Code to reproduce error:

import modin.pandas as pd
import matplotlib.pyplot as plt
import seaborn as sns
import numpy as np
import warnings
warnings.filterwarnings('ignore')
%matplotlib inline
df_train = pd.read_csv('../examples/data/train.csv')
corrmat = df_train.corr()
k = 10 #number of variables for heatmap
cols = corrmat.nlargest(k, 'SalePrice')['SalePrice'].index

Training Data:

train.csv

mvashishtha commented 2 years ago

@labanyamukhopadhyay thank you! By the way, if you use ```python instead of just ``` to demarcate your Python code in Github markdown, your code will show up as Python!

I can reproduce the bug with nlargest on Modin version 0.13.0+14.g99e8507c. Here's a short, self-contained example:

import modin.pandas as pd
from modin.config import MinPartitionSize
# Compute nlargest with a single column partition.
pd.DataFrame([[1] * (MinPartitionSize.get())]).nlargest(1, columns=0)
# Try to compute nlargest with two column partitions. KeyError: 0
pd.DataFrame([[1] * (MinPartitionSize.get() + 1)]).nlargest(1, columns=0)

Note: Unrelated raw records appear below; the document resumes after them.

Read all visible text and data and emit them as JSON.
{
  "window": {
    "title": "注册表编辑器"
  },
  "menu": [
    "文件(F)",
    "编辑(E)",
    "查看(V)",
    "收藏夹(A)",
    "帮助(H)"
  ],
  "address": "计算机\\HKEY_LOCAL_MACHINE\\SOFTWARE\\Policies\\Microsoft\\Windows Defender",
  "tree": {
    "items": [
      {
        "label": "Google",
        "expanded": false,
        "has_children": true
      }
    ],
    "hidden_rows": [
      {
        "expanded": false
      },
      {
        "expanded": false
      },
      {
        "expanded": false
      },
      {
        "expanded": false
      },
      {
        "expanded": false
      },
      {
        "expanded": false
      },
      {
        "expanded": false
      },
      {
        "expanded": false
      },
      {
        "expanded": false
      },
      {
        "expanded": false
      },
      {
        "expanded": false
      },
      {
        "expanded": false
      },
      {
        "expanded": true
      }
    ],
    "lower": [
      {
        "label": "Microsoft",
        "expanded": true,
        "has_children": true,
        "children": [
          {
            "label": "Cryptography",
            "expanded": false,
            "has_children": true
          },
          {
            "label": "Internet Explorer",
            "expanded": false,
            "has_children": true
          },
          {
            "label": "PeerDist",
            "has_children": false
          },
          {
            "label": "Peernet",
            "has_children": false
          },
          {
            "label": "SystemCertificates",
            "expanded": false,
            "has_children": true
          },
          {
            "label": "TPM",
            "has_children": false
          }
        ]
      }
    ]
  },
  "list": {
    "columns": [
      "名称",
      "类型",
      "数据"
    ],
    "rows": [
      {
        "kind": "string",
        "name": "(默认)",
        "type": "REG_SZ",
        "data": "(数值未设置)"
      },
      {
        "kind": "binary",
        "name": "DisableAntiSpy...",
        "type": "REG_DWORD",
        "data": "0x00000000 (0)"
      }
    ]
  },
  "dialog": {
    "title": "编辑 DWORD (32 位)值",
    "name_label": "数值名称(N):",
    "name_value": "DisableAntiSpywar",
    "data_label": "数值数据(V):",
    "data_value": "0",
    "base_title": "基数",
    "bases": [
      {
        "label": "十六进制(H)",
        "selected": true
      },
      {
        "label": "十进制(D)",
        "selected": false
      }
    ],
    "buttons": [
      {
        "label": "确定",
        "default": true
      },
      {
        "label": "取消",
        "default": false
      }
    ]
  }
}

The problem is that Modin tries to parallelize the row sort by splitting it up among column partitions, but not every partition will have access to the columns needed to do the sort. In the above example, in the first case, all the columns are in a single partition, but in the second, one of the two partitions is missing the first column, 0. We could fix this by adding the sort columns into each partition, doing the sort, and then removing the sort columns. If that's too complicated, we can default to pandas instead. If we had a good way to parallelize sort along the sorting axis as in #3535, we could use that to speed up nlargest. @modin-project/modin-contributors , any thoughts?

devin-petersohn commented 2 years ago

So it looks like the assumption in our implementation is that nlargest is run independently on each column. Marked for the next release.

dorisjlee commented 2 years ago

I also ran into the same RayTaskError(KeyError) error today with the latest 0.15 code.

In addition, if we do nlargest on pd.Series, it defaults to pandas implementation, even though the docs states that nlargest is supported for pd.Series.

Screen Shot 2022-06-08 at 4 12 37 PM

Reproducible Example:

import modin.pandas as pd
filename = "data/synthetic_100_1000.parquet"
df = pd.read_parquet(filename)
df.nlargest(5,"col_0") # RayTaskError

df["col_0"].nlargest(5) # default to pandas

synthetic_100_1000.parquet.zip

mvashishtha commented 2 years ago

Note that #3435 has a similar root cause: when doing a distributed groupby, not all partitions have the keys they need to group by.

eromoe commented 1 year ago

I got key error too, nlargest is common in use.